Mahi Aroha serves to follow on this tradition, educating the younger generation about the importance of protecting the natural environment through the notion of participation.
This is a summer programme that delivers equal parts education, enjoyment and encounters with a clear underlying message.
Bring the kids, grab a friend and explore the environment like never before.
This is our place, let’s protect it, nourish it and hold onto it. Mahi Aroha - Doing it for Conservation.

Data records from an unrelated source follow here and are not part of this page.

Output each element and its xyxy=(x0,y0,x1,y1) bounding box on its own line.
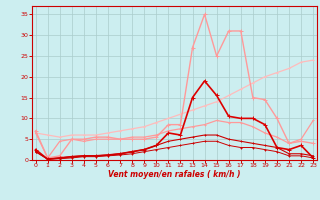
X-axis label: Vent moyen/en rafales ( km/h ): Vent moyen/en rafales ( km/h ) xyxy=(108,170,241,179)
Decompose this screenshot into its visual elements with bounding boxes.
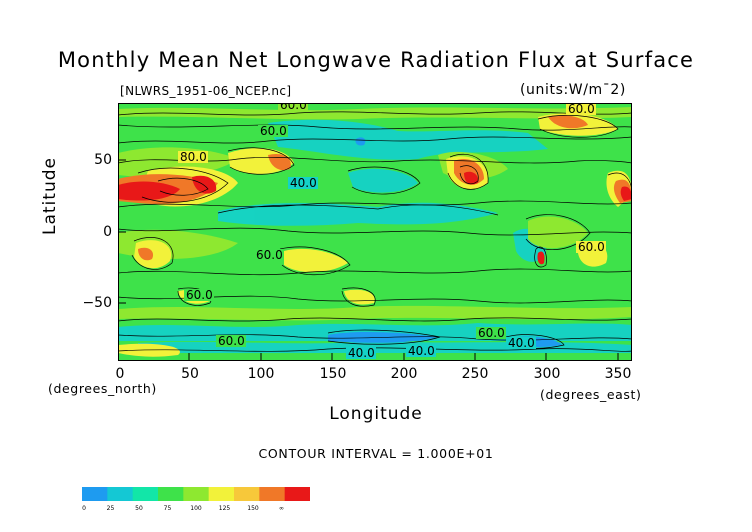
red-regions: [118, 171, 632, 265]
x-tick-label: 50: [181, 366, 199, 382]
contour-label: 60.0: [280, 103, 307, 112]
colorbar-swatch: [158, 487, 184, 501]
colorbar-label: 125: [218, 505, 231, 512]
orange-asia-north: [268, 153, 291, 171]
contour-label: 60.0: [578, 240, 605, 254]
orange-south: [138, 247, 154, 261]
contour-labels: 60.0 60.0 80.0 40.0 60.0 60.0 60.0 40.0 …: [178, 103, 606, 360]
colorbar-label: 100: [190, 505, 202, 512]
red-arabia: [192, 175, 217, 194]
contour-label: 60.0: [256, 248, 283, 262]
x-tick-label: 150: [319, 366, 347, 382]
contour-label: 60.0: [260, 124, 287, 138]
light-green-southern-band: [118, 305, 632, 321]
y-tick-label: −50: [82, 295, 112, 311]
light-green-north-band: [118, 107, 632, 120]
axis-ticks: [118, 159, 619, 361]
dataset-filename: [NLWRS_1951-06_NCEP.nc]: [120, 84, 292, 98]
contour-interval-label: CONTOUR INTERVAL = 1.000E+01: [258, 446, 494, 461]
x-tick-label: 0: [115, 366, 125, 382]
colorbar-label: 150: [247, 505, 259, 512]
colorbar-swatch: [234, 487, 260, 501]
colorbar-label: 0: [82, 505, 86, 512]
colorbar-label: 75: [163, 505, 172, 512]
colorbar-swatch: [259, 487, 286, 501]
contour-label: 40.0: [290, 176, 317, 190]
x-tick-label: 100: [247, 366, 275, 382]
colorbar-swatch: [284, 487, 310, 501]
yellow-australia: [284, 248, 348, 273]
colorbar: [82, 487, 310, 501]
y-axis-unit: (degrees_north): [48, 381, 157, 396]
map-title: Monthly Mean Net Longwave Radiation Flux…: [57, 48, 695, 72]
red-sahara: [118, 181, 180, 201]
contour-label: 40.0: [508, 336, 535, 350]
colorbar-swatch: [107, 487, 134, 501]
red-south-america: [537, 251, 545, 265]
colorbar-swatch: [82, 487, 108, 501]
cyan-band-north-pacific: [268, 119, 548, 160]
colorbar-label: 25: [106, 505, 115, 512]
x-tick-label: 300: [533, 366, 561, 382]
light-green-south-america: [528, 216, 588, 249]
colorbar-swatch: [208, 487, 235, 501]
orange-northeast: [548, 115, 588, 129]
x-axis-unit: (degrees_east): [540, 387, 642, 402]
units-label: (units:W/m¯2): [520, 82, 626, 98]
colorbar-swatch: [132, 487, 159, 501]
colorbar-label: ∞: [279, 505, 284, 512]
contour-label: 60.0: [186, 288, 213, 302]
cyan-patch-atlantic: [348, 168, 418, 193]
y-tick-label: 50: [94, 152, 112, 168]
red-west-america: [464, 171, 479, 185]
cyan-band-equatorial: [218, 202, 498, 226]
y-axis-title: Latitude: [40, 157, 60, 235]
contour-label: 60.0: [218, 334, 245, 348]
contour-label: 40.0: [408, 344, 435, 358]
x-tick-label: 350: [604, 366, 632, 382]
y-tick-label: 0: [103, 224, 112, 240]
x-axis-title: Longitude: [329, 404, 423, 424]
x-tick-label: 250: [461, 366, 489, 382]
contour-label: 60.0: [478, 326, 505, 340]
contour-lines: [118, 111, 632, 352]
contour-label: 40.0: [348, 346, 375, 360]
contour-label: 80.0: [180, 150, 207, 164]
colorbar-label: 50: [135, 505, 143, 512]
blue-patch-1: [355, 137, 366, 146]
red-east-edge: [620, 186, 632, 201]
colorbar-swatch: [183, 487, 210, 501]
x-tick-label: 200: [390, 366, 418, 382]
contour-map-plot: 60.0 60.0 80.0 40.0 60.0 60.0 60.0 40.0 …: [118, 103, 632, 361]
contour-label: 60.0: [568, 103, 595, 116]
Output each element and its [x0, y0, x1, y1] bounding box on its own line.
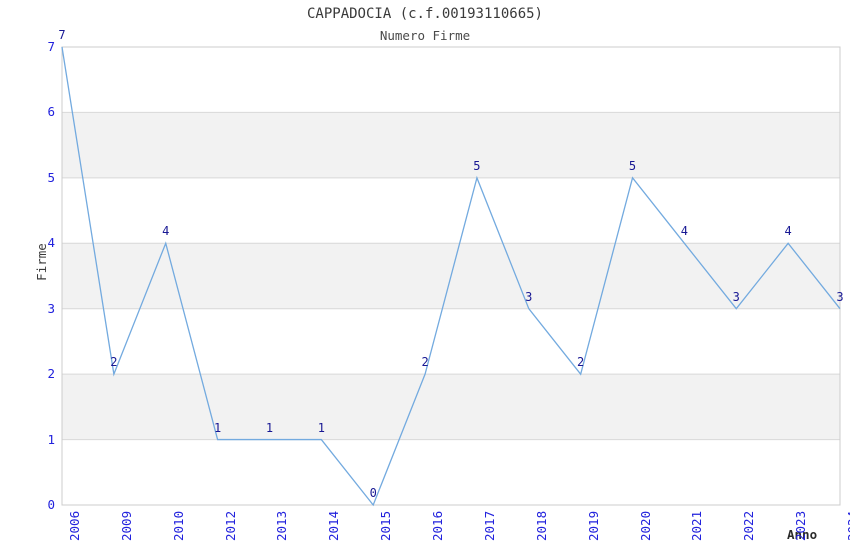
grid-bands [62, 112, 840, 440]
data-point-label: 2 [110, 355, 118, 370]
x-tick-label: 2012 [222, 510, 238, 541]
x-tick-label: 2023 [793, 510, 809, 541]
x-tick-label: 2021 [689, 510, 705, 541]
data-point-label: 5 [628, 158, 637, 173]
y-tick-label: 0 [47, 497, 55, 512]
x-tick-label: 2019 [585, 510, 601, 541]
x-tick-label: 2020 [637, 510, 653, 541]
x-tick-label: 2024 [845, 510, 850, 541]
data-point-label: 4 [784, 224, 792, 239]
x-tick-label: 2009 [118, 510, 134, 541]
x-tick-label: 2015 [378, 510, 394, 541]
chart-title: CAPPADOCIA (c.f.00193110665) [306, 6, 543, 22]
x-tick-label: 2010 [170, 510, 186, 541]
x-tick-label: 2022 [741, 510, 757, 541]
data-point-label: 4 [162, 224, 170, 239]
y-tick-label: 5 [47, 169, 55, 185]
grid-band [62, 374, 840, 440]
x-axis-label: Anno [787, 527, 818, 542]
y-tick-label: 4 [47, 235, 55, 251]
data-point-label: 1 [265, 420, 274, 435]
chart-subtitle: Numero Firme [379, 28, 471, 43]
y-tick-label: 2 [47, 366, 55, 382]
x-tick-label: 2014 [326, 510, 342, 541]
y-tick-label: 7 [47, 39, 55, 54]
x-tick-label: 2018 [533, 510, 549, 541]
y-tick-label: 6 [47, 104, 55, 120]
data-point-label: 3 [732, 289, 740, 304]
plot-border [61, 46, 841, 506]
y-tick-label: 3 [47, 300, 55, 316]
data-point-label: 5 [473, 158, 481, 173]
data-point-label: 1 [317, 420, 325, 435]
data-point-label: 2 [421, 355, 429, 370]
data-point-label: 7 [58, 28, 66, 42]
data-point-label: 0 [369, 486, 377, 500]
x-tick-label: 2013 [274, 510, 290, 541]
data-point-label: 2 [577, 355, 585, 370]
x-tick-label: 2016 [430, 510, 446, 541]
data-point-label: 3 [836, 289, 844, 304]
y-tick-label: 1 [47, 431, 55, 447]
grid-band [62, 112, 840, 178]
x-tick-label: 2006 [67, 510, 82, 541]
data-point-label: 1 [213, 420, 222, 435]
data-line-numero-firme [61, 46, 841, 507]
x-tick-label: 2017 [481, 510, 497, 541]
data-point-label: 3 [525, 289, 533, 304]
data-point-label: 4 [680, 224, 688, 239]
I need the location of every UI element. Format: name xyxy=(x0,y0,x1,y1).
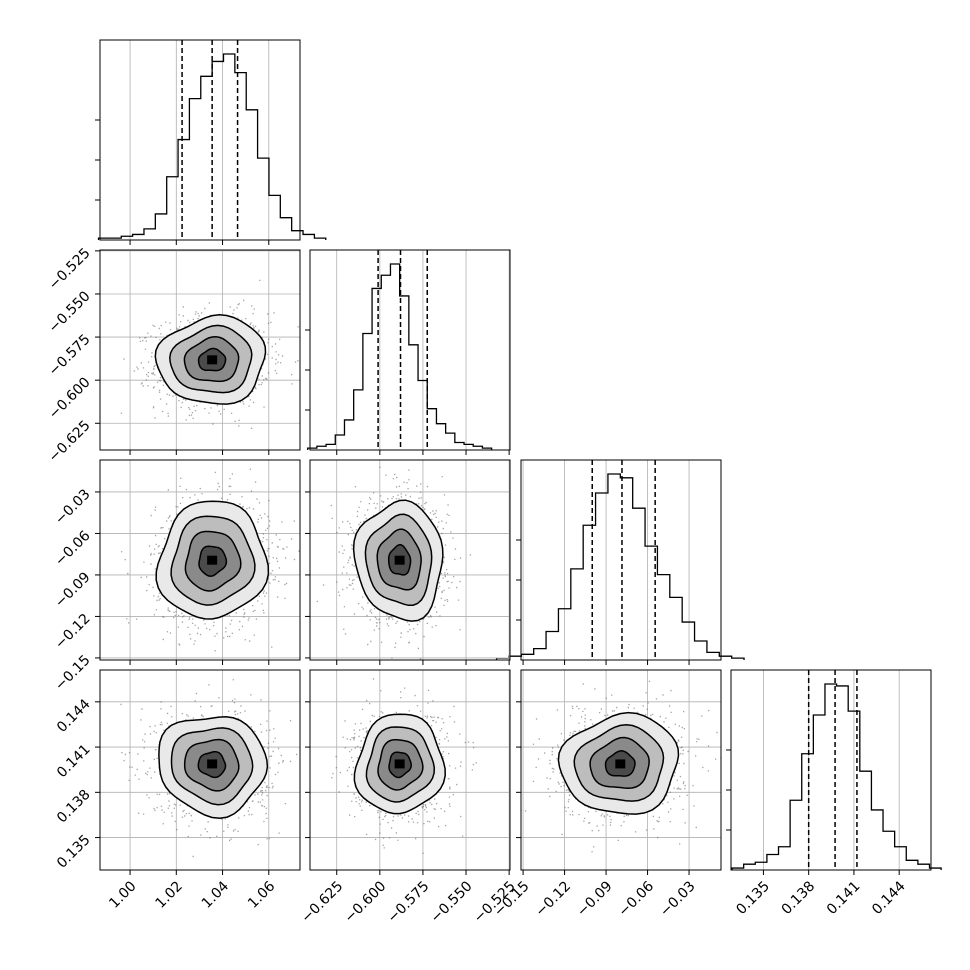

K is for Kite Day at Whakapapa Village on Mt Ruapehu. Join us on the Chateau Tongariro Golf Course on the first day of the year every year from 10.30am. The New Zealand Kite Fliers Association, DOC and Project Tongariro have joined together to put on this annual FREE event. It's a spectacular backdrop for the event and everyone is invited to take part in the kite flying or to just come along and watch the amazing spectacle of fun and colour!
KITE DAY - New Years Day
When: New Years Day - 1 Jan every year - from 10.30am to approximately 4.00pm weather and wind dependent.
2 January contingency day.
Our signature event and a fantastic day out!
Project Tongariro marshalls the entire event and looks after the entrants when they finish too with a great BBQ. It’s all good fun and Project Tongariro is the sole benefactor. This is our major fundraiser for the year and we raise in the region of $5000. Please let us know if you can help out on the day by contacting the office firstname.lastname@example.org
The course cuts across the heart of the World Heritage Tongariro National Park, starting off at the Desert Road on the eastern side of TNP and taking in the Rangipo Desert and Waihohonu traverse track before finishing at the Chateau Tongariro in Whakapapa to the west. In 2012 we successfully introduced an additional two course distances which meant an increase in the total number of competitors allowed to take part in this spectacular alpine event!
The iconic 26km course remains unchanged, with a maximum number of 500 participants; the two shorter distances include a 13km run/walk and a shorter 6.5km run/walk, both with a maximum of 500 participants in each event option.
The 26km run/walk course begins approximately 6km up the Tukino Road in the Rangipo Desert (entrance off the Desert Road, SH1) with a long hard climb straight up initially. From there it's a mixture of rock hopping, lava fields, desert, alpine track (the views are amazing), and beech forest before finishing beside the Chateau Tongariro in Whakapapa for a rest and BBQ.
The 13km and 6.5km options will both start and loop back to the event finish line at the Chateau Tongariro.
If you are keen to enter then go to www.tussocktraverse.co.nz
Project Tongariro has been involved with the Tussock Traverse since its conception in 2006. Over the years it has become an iconic event for both its spectacular setting in World Heritage Tongariro National Park and for its ongoing contribution to conservation and restoration projects in the park.
The sand dunes around the Tukino mountain road, the start of the Tussock Traverse, have been the site of a successful, ongoing restoration project. The Tussock Traverse through Project Tongariro has been a major contributor.
Decades ago, the Ministry of Works planted marram grass to stabilise the sand dunes. However, the negative impact of this plan became apparent in more recent years as the vigorous and invasive marram grass seriously threatened the native plants in this area. A plan to eradicate the marram grass through spraying was implemented and was successful. Despite this, the original problem of erosion still existed. 4WD activity off the formed road has furthered the degradation of this area.
Together, DOC and Project Tongariro instigated and continue to support the community restoration programme to plant tussocks in the area to help stabalise the landscape. The partnership of Plateau Events, organisers of the Tussock Traverse, and Project Tongariro together with event participants help to make the restoration work possible.
Each competitor in the Tussock Traverse is given a tussock plant on the day and they have the choice to donate it back to Project Tongariro to be planted as part of the community tussock re-vegetation programme. In addition, for every competitor, Project Tongariro and Plateau Events provide an additional tussock for the cause. Then, in October of every year, Project Tongariro organises a volunteer group to go forth and plant the tussocks. Every year since 2006 around 400 tussocks, over 2000 in total, have been donated and planted in the area and you can now really see the difference in the landscape.
So by participating in the Tussock Traverse, each entrant knows that they are directly making a difference to the local landscape and contributing to the ongoing conservation of Tongariro National Park. And for those participants that are keen to follow the conservation effort full circle, competitors and families are invited to join the volunteer effort in October to help plant the tussocks.